A vida de Kate Middleton, a princesa de Gales, é alvo constante de curiosidade pública. Integrante de uma das famílias mais influentes do mundo, sua rotina ao lado do príncipe William frequentemente levanta questões sobre a estrutura financeira que sustenta seus compromissos oficiais e sua fortuna pessoal. Diferente de uma carreira corporativa tradicional, a remuneração de membros da realeza britânica segue protocolos históricos e mecanismos estatais específicos.
Embora o imaginário popular associe a realeza a uma riqueza ilimitada, a gestão dos recursos da Coroa é regida por normas rígidas. A princesa de Gales possui um patrimônio pessoal estimado em US$ 10 milhões, valor que não contabiliza os bens institucionais da monarquia ou a fortuna privada de seu marido. Entender como essa engrenagem funciona é essencial para compreender o papel público que ela desempenha.
A estrutura da Subvenção Soberana e o financiamento real
Ao contrário do que se possa imaginar, Kate Middleton não recebe um salário mensal convencional. A princesa é financiada por meio da Subvenção Soberana, um mecanismo de verba pública proveniente dos impostos britânicos. Esse fundo é destinado exclusivamente ao custeio das atividades oficiais e compromissos públicos realizados em nome da Coroa.

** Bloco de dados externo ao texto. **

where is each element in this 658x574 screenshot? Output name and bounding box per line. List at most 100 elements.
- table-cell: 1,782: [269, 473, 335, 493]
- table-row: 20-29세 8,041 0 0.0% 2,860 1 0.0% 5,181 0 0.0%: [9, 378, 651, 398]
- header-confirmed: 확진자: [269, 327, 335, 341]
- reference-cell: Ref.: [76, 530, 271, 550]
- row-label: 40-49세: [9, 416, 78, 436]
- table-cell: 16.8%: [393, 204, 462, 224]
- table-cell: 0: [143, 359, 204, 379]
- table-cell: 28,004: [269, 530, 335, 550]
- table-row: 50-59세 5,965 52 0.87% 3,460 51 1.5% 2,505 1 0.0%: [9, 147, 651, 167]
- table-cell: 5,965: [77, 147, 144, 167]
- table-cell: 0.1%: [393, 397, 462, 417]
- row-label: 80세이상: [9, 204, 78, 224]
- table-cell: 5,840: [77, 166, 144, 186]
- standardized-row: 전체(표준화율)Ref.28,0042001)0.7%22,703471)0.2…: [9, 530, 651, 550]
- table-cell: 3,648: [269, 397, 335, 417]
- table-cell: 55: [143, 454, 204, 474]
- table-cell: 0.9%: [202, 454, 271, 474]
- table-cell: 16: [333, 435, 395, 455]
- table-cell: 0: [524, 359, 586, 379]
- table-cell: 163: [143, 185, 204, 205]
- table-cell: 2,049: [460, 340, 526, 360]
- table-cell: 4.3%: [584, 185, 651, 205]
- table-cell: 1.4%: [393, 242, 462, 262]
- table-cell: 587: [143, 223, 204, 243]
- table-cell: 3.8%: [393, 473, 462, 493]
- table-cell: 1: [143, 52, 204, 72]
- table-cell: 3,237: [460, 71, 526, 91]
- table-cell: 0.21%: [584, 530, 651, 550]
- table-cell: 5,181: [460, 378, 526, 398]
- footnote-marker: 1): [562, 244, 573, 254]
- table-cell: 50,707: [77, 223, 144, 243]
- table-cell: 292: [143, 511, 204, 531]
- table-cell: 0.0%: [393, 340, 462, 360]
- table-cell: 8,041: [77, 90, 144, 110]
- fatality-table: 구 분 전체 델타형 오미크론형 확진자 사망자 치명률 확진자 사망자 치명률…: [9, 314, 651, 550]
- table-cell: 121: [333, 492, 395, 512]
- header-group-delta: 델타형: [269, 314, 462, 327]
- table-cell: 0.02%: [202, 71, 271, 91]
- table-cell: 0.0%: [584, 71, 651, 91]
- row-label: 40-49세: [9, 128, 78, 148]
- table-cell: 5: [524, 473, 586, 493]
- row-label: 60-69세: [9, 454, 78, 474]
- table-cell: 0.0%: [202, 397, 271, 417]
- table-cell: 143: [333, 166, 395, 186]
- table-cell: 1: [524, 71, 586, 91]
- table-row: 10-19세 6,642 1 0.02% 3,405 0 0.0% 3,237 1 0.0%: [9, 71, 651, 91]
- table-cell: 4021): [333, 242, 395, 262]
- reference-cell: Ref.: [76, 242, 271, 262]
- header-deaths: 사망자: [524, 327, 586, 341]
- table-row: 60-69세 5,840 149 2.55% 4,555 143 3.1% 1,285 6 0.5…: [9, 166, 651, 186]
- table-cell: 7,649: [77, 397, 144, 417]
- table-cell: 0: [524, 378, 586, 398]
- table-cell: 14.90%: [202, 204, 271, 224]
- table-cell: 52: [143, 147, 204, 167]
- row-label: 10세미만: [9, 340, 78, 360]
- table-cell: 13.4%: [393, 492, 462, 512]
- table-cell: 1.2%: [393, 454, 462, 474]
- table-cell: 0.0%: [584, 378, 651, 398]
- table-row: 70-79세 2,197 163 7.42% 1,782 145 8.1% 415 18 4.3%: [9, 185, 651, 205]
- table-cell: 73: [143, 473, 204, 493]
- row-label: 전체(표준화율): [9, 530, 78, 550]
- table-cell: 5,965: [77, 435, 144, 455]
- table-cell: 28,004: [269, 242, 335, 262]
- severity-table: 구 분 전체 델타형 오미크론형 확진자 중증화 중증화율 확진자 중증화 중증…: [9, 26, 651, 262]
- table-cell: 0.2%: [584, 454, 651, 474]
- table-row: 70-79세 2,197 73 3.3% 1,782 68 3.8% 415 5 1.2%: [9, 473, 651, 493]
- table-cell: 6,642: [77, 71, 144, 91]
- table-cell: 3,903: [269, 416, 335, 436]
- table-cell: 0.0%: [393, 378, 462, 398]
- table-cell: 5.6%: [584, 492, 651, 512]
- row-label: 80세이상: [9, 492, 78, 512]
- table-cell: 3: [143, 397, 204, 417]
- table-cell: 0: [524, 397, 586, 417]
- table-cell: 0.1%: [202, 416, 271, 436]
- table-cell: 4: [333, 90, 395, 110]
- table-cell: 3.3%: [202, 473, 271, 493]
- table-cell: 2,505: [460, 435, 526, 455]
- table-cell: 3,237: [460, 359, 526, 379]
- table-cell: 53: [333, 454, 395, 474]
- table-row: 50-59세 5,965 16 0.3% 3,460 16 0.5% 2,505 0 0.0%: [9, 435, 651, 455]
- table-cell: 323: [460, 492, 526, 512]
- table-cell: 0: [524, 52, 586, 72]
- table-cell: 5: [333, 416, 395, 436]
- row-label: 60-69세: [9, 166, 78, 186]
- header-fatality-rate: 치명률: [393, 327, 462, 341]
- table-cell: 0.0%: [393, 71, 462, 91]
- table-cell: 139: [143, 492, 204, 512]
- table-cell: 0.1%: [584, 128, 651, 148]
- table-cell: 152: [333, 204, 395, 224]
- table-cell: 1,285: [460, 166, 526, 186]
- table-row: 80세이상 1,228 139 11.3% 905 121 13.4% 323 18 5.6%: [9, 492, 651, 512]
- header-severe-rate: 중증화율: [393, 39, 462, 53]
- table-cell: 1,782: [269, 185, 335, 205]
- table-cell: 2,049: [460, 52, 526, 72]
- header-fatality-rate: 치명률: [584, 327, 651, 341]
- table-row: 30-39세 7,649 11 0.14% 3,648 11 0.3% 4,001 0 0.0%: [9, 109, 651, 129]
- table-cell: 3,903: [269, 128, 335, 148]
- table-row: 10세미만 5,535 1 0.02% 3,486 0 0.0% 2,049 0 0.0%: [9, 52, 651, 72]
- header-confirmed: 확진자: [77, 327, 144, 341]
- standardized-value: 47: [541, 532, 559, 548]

O governo do Reino Unido transfere anualmente esses recursos para garantir a manutenção da estrutura monárquica. Isso abrange despesas operacionais como viagens oficiais, manutenção de propriedades históricas, como o Palácio de Buckingham e o Castelo de Windsor, e o pagamento de equipes de apoio. É importante notar que o recurso não é uma renda pessoal, mas um investimento na viabilidade das funções exercidas pela família real.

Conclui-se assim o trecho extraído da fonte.